Bonifacio Byrne
*Bonifacio Byrne was born on this date in 1861. He was an Afro Cuban poet.
He was born in Pueblo Nuevo, in Matanzas. He did his studies in Matanzas. Since adolescence, he had a fondness for literature. In 1890, he founded the newspapers La Mañana y La Juventud Liberal. He published his first verse book in 1893. After a youthful period of initiation into modernist poetry, he became, from 1896, the interpreter of the enthusiasms and agony of the Cuban people in the struggle for their independence from the Spanish Crown.
At this time, he had to emigrate to the United States, having published his sonnets in response to the Sunday Mejía shooting. In exile, he devoted himself to separatist work and founded and was secretary of the Revolutionary Club in Tampa, Florida. While there, he worked as a tobacco reader and collaborated with Patria, El Porvenir, and El Expedicionario. Many of his poems were left unpublished or grouped into an anthology. Since the publication in 1897 of the poem Efigies (patriotic sonnets) in Philadelphia, Byrne is considered one of the poets of the Cuban-Spanish War.
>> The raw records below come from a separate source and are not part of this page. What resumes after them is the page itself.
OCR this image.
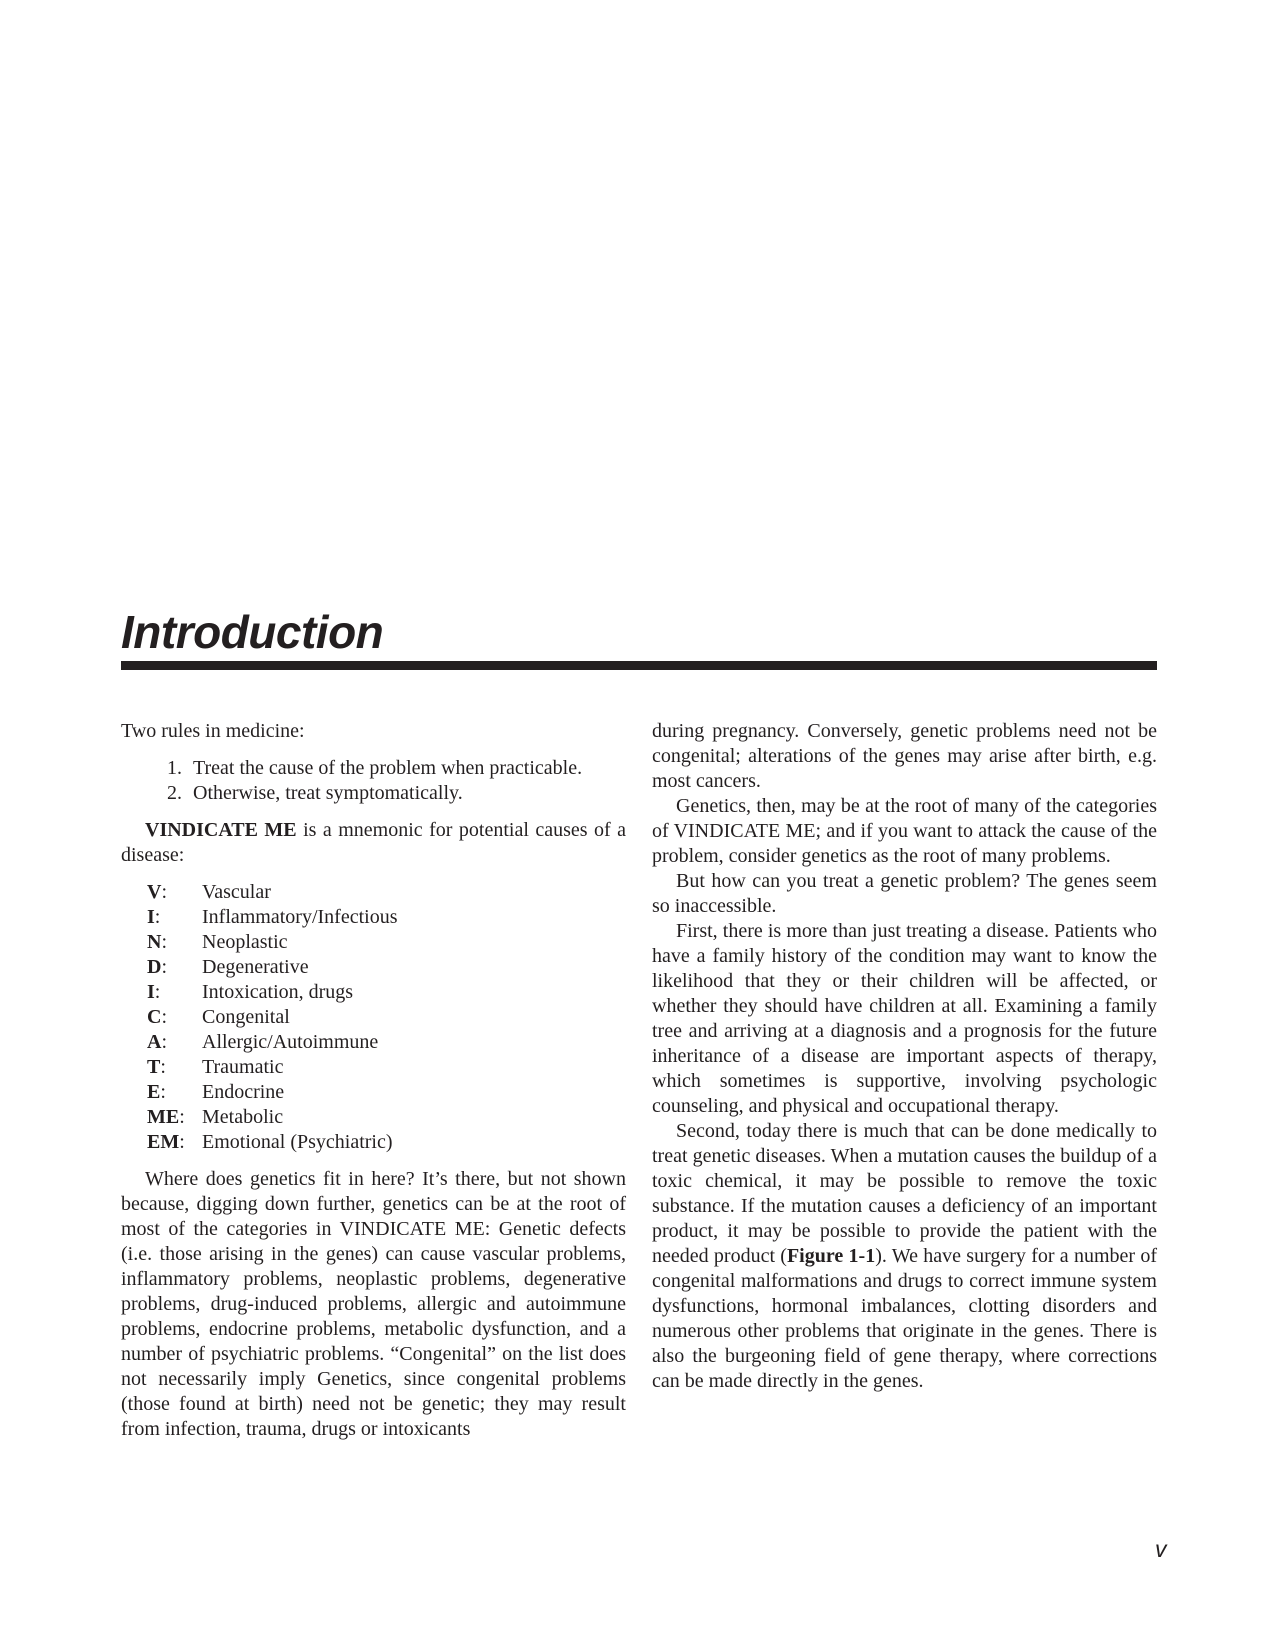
Introduction

Two rules in medicine:

1. Treat the cause of the problem when practicable.
2. Otherwise, treat symptomatically.

VINDICATE ME is a mnemonic for potential causes of a disease:

V:	Vascular
I:	Inflammatory/Infectious
N:	Neoplastic
D:	Degenerative
I:	Intoxication, drugs
C:	Congenital
A:	Allergic/Autoimmune
T:	Traumatic
E:	Endocrine
ME: Metabolic
EM: Emotional (Psychiatric)

Where does genetics fit in here? It’s there, but not shown because, digging down further, genetics can be at the root of most of the categories in VINDICATE ME: Genetic defects (i.e. those arising in the genes) can cause vascular problems, inflammatory problems, neoplastic problems, degenerative problems, drug-induced problems, allergic and autoimmune problems, endocrine problems, metabolic dysfunction, and a number of psychiatric problems. “Congenital” on the list does not necessarily imply Genetics, since congenital problems (those found at birth) need not be genetic; they may result from infection, trauma, drugs or intoxicants

during pregnancy. Conversely, genetic problems need not be congenital; alterations of the genes may arise after birth, e.g. most cancers.

Genetics, then, may be at the root of many of the categories of VINDICATE ME; and if you want to attack the cause of the problem, consider genetics as the root of many problems.

But how can you treat a genetic problem? The genes seem so inaccessible.

First, there is more than just treating a disease. Patients who have a family history of the condition may want to know the likelihood that they or their children will be affected, or whether they should have children at all. Examining a family tree and arriving at a diagnosis and a prognosis for the future inheritance of a disease are important aspects of therapy, which sometimes is supportive, involving psychologic counseling, and physical and occupational therapy.

Second, today there is much that can be done medically to treat genetic diseases. When a mutation causes the buildup of a toxic chemical, it may be possible to remove the toxic substance. If the mutation causes a deficiency of an important product, it may be possible to provide the patient with the needed product (Figure 1-1). We have surgery for a number of congenital malformations and drugs to correct immune system dysfunctions, hormonal imbalances, clotting disorders and numerous other problems that originate in the genes. There is also the burgeoning field of gene therapy, where corrections can be made directly in the genes.

v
He is best-known poem is Mi Bandera (my flag), composed upon returning to Cuba after the end of the Spanish-American War. It expresses his anguish at the uncertainty of the national future threatened by the flag of the United States, which he could see from the boat in which he entered Havana Bay. It was hoisted in the fortress of Morro next to the Cuban flag. He returned to Cuba in 1899. During the Republican term, he was secretary of the Provincial Government of Matanzas and the Provincial Superintendency of Schools. In 1909, he founded the newspaper El Yucayo. He collaborated in La Primavera, El Athenaeum, Diario de Matanzas, El Fígaro, and La Discusión. He was declared the Eminent Son of Killings in 1915.
He won poetic awards at the Floral Games of Sancti Spíritus (1916) and Matanzas (1934). He was a founding member of the Index Group (1935). He was a corresponding partner of the National Academy of Arts and Letters. Raimundo Lazo called him the last patriotic poet of colonial times; he died on July 5, 1936, and was buried in the Necropolis of San Carlos Borromeo de Matanzas.